HTTPS Visibility in Healthcare and Corporate Networks

By Michael Adjei (MSc), Nuvias Cyber Security.  Protecting the modern network with the traditional Proxy and IDS mentality of the late 1990’s and early 2000’s is not appropriate anymore. More and more attacks now use encrypted connections to try and conceal data exfiltration. The Dark and Deep (encrypted) webs as we know them now were […]

By Michael Adjei (MSc), Nuvias Cyber Security. 

Protecting the modern network with the traditional Proxy and IDS mentality of the late 1990’s and early 2000’s is not appropriate anymore. More and more attacks now use encrypted connections to try and conceal data exfiltration. The Dark and Deep (encrypted) webs as we know them now were not as prevalent in the past. Modern cyber-attacks are increasingly utilising the application layer as a vector over HTTPS connections.

Without adequate content inspection, attacks such as downloading malware from a phishing site via clear text communications over HTTP can be easily detected and stopped but there will be no visibility for SSL encrypted traffic, specifically HTTPS. For the majority of vendors, the basic steps for inspecting HTTPS web traffic will be as follows:

  1. Enable SSL Inspection at the Perimeter device e.g. Firewall or Web Proxy
  2. Firewall performs man-in-the-middle interception between the client and the Server
  3. Firewall inspects the content of the now decrypted traffic against enabled protections
  4. Firewall re-encrypts the connection

Issues with SSL Inspection

The steps described above seem simple except for one problem that always comes up irrespective of the security vendor – browser certificate errors and broken connections. As shown below, users will begin to see browser certificate warnings even for legitimate HTTPS connections.

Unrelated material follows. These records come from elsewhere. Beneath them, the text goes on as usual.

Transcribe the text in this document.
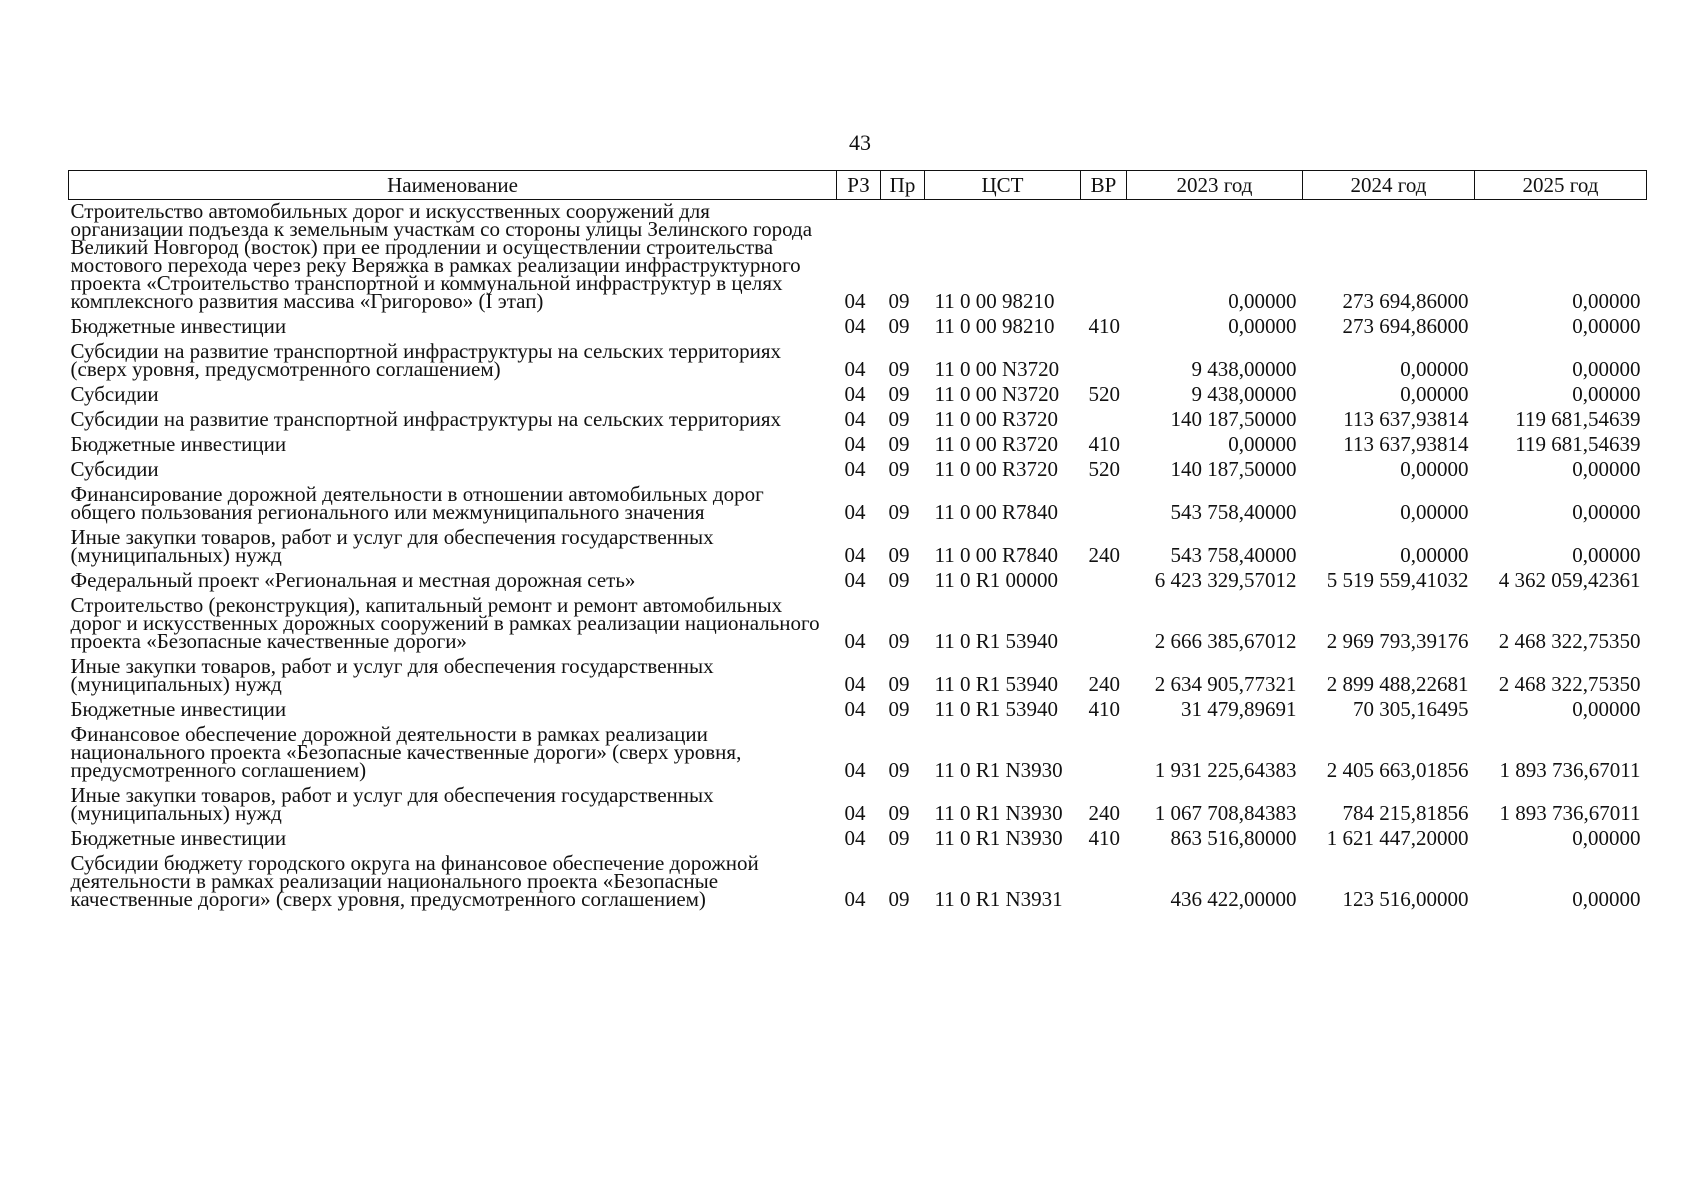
43
Наименование	РЗ	Пр	ЦСТ	ВР	2023 год	2024 год	2025 год
Строительство автомобильных дорог и искусственных сооружений для организации подъезда к земельным участкам со стороны улицы Зелинского города Великий Новгород (восток) при ее продлении и осуществлении строительства мостового перехода через реку Веряжка в рамках реализации инфраструктурного проекта «Строительство транспортной и коммунальной инфраструктур в целях комплексного развития массива «Григорово» (I этап)	04	09	11 0 00 98210		0,00000	273 694,86000	0,00000
Бюджетные инвестиции	04	09	11 0 00 98210	410	0,00000	273 694,86000	0,00000
Субсидии на развитие транспортной инфраструктуры на сельских территориях (сверх уровня, предусмотренного соглашением)	04	09	11 0 00 N3720		9 438,00000	0,00000	0,00000
Субсидии	04	09	11 0 00 N3720	520	9 438,00000	0,00000	0,00000
Субсидии на развитие транспортной инфраструктуры на сельских территориях	04	09	11 0 00 R3720		140 187,50000	113 637,93814	119 681,54639
Бюджетные инвестиции	04	09	11 0 00 R3720	410	0,00000	113 637,93814	119 681,54639
Субсидии	04	09	11 0 00 R3720	520	140 187,50000	0,00000	0,00000
Финансирование дорожной деятельности в отношении автомобильных дорог общего пользования регионального или межмуниципального значения	04	09	11 0 00 R7840		543 758,40000	0,00000	0,00000
Иные закупки товаров, работ и услуг для обеспечения государственных (муниципальных) нужд	04	09	11 0 00 R7840	240	543 758,40000	0,00000	0,00000
Федеральный проект «Региональная и местная дорожная сеть»	04	09	11 0 R1 00000		6 423 329,57012	5 519 559,41032	4 362 059,42361
Строительство (реконструкция), капитальный ремонт и ремонт автомобильных дорог и искусственных дорожных сооружений в рамках реализации национального проекта «Безопасные качественные дороги»	04	09	11 0 R1 53940		2 666 385,67012	2 969 793,39176	2 468 322,75350
Иные закупки товаров, работ и услуг для обеспечения государственных (муниципальных) нужд	04	09	11 0 R1 53940	240	2 634 905,77321	2 899 488,22681	2 468 322,75350
Бюджетные инвестиции	04	09	11 0 R1 53940	410	31 479,89691	70 305,16495	0,00000
Финансовое обеспечение дорожной деятельности в рамках реализации национального проекта «Безопасные качественные дороги» (сверх уровня, предусмотренного соглашением)	04	09	11 0 R1 N3930		1 931 225,64383	2 405 663,01856	1 893 736,67011
Иные закупки товаров, работ и услуг для обеспечения государственных (муниципальных) нужд	04	09	11 0 R1 N3930	240	1 067 708,84383	784 215,81856	1 893 736,67011
Бюджетные инвестиции	04	09	11 0 R1 N3930	410	863 516,80000	1 621 447,20000	0,00000
Субсидии бюджету городского округа на финансовое обеспечение дорожной деятельности в рамках реализации национального проекта «Безопасные качественные дороги» (сверх уровня, предусмотренного соглашением)	04	09	11 0 R1 N3931		436 422,00000	123 516,00000	0,00000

Fig 1: Certificate error warning in Internet Explorer

A major reason for this is that the Firewall device re-encrypts and re-signs the connection with its self-signed certificate which will not be present by default in the Trusted CA Certificate Store of the browsers. Modern browsers have built-in tamper-evident security to check for situations where certificates are not signed by well-known Certificate Authorities (CA).

Fig 2: Trusted CA Store in Internet Explorer

Most Firewalls or perimeter devices ship with default self-signed CA certificates so the SSL certificate presented after re-encryption of the connection will not be trusted by modern browsers. In most networks, this is likely to generate a large volume of technical support calls. There is therefore the need to do some preparatory work before enabling the SSL inspection feature.

Preventing Browser Certificate Errors

To solve this, there are two main approaches that can be employed:

  1. Import the Firewall CA Self-Signed certificate into every user’s browser root certificate store

(In Internet explorer, this can be done using Group Policy)

  1. Purchase and import a recognised CA signed certificate (sub-CA) into the Firewall to be used for re-signing (public CA will already be trusted in modern browsers)

Special Considerations for Healthcare and Sensitive Networks

Although the following section applies to all other networks, Healthcare networks in particular have added considerations. As an example, they contain specialised medical equipment that may use formats and standards such as PACS and DICOM. These systems hold personal information and in some cases, are life supporting. They should therefore be protected as a priority. Prior to enabling SSL inspection across a network, it is important to consider the following:

  1. Performance impact – SSL inspection introduces considerable load (Healthcare networks tend to have large number of network devices)
  2. For easy classification, group specialised medical systems e.g. by their IPs or subnets
  3. Configure exceptions for non-user systems and specialised equipment grouped above
  4. Configure exceptions for trusted locations such as online banking and health related sites
  5. Choose an appropriate option to prevent browser certificate warnings
  6. Start with a controlled roll out to a select group of machines before network-wide roll out

To reduce disruption, the classification and exceptions detailed above (steps 2 – 3) should be put in place prior to enabling HTTPS or SSL Inspection across the network. Some of the most common protections employed for which SSL inspection may be required include Web or URL Filtering, Intrusion Prevention System (IPS), Heuristics & Sandboxing and other content inspection protections over SSL. These should be enabled to utilise SSL encryption.

To conclude, it is important to note that there are legal and personal privacy implications associated with SSL inspection. These concerns should be properly addressed in the Corporate Security Policy document for the organisation. Users and employees should also be made fully aware where the organisation is inspecting SSL traffic. Overall, SSL inspection is a vital tool in protecting a network when used for the right reasons and in the right way.